From these FV data set the maps of contact stiffness S were first extracted, defined as the slope of the unload part of the force–indentation curve between 50% and 95% of F _max . From one of these representative maps, the elastic modulus E of the samples was also extracted from a limited number of representative force–indentation curves, by fitting to the Hertz model of contact , on assumption of elastic modulus of 180 GPa and Poisson’s ratio of 0.3 for the silicon probe. Since the maximum nanoindentation depth was always ≤10 nm and the nominal tip apex radius was also 10 nm, we assumed the nanoindenter tip to be a sphere.

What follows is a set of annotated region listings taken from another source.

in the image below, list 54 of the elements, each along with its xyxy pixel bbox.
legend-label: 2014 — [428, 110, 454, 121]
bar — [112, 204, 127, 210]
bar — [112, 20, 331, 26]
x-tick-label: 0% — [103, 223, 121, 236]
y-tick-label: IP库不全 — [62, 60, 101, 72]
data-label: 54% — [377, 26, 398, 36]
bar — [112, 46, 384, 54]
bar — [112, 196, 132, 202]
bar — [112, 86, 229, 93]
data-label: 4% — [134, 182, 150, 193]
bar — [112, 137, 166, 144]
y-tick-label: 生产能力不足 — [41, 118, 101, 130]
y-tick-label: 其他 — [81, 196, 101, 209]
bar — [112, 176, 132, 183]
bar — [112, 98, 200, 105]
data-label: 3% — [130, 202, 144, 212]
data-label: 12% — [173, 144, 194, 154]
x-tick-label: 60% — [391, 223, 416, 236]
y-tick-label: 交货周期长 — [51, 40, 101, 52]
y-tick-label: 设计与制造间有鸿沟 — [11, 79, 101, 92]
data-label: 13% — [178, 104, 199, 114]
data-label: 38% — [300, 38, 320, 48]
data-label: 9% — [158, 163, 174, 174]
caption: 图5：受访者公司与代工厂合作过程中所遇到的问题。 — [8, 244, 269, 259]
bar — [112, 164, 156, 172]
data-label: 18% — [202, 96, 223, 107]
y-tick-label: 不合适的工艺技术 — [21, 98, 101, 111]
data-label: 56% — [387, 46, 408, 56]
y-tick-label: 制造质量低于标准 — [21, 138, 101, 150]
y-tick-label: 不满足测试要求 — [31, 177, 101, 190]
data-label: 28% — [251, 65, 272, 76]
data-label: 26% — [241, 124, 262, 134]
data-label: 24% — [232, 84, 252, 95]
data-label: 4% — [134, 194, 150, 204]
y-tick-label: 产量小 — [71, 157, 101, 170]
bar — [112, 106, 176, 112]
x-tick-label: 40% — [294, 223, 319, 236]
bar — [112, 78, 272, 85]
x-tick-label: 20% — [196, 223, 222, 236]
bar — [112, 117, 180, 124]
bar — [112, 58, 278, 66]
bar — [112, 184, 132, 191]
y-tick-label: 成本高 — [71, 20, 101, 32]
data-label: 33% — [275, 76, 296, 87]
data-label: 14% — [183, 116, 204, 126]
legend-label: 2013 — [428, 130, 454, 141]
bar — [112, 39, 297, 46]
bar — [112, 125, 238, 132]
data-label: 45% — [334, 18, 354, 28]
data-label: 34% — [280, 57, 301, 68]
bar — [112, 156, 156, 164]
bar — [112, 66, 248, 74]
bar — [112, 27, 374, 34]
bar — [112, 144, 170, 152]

To assign both the E value and its uncertainty, we used a method already adopted in Ref. . Namely, for the central E value some force–distance curves with S value close to the observed distribution mean S _mean were fitted, and the respective values averaged to obtain E _mean . For the uncertainty in E it was assumed that E scales linearly with S , as in the known relationship of the Oliver–Pharr model E _r ∝ S √ A _c , with A _c contact area . Henceforth, the respective standard errors have been assumed to be identical, σ _E / E _mean = σ _S / S _mean , and σ _E thus obtained has been used as the error for E _mean . In this way we could assume an n ≤ 40 × 40 = 1600 from the single FV dataset selected, where only few datapoints were discarded as not working properly in the S calculation routine.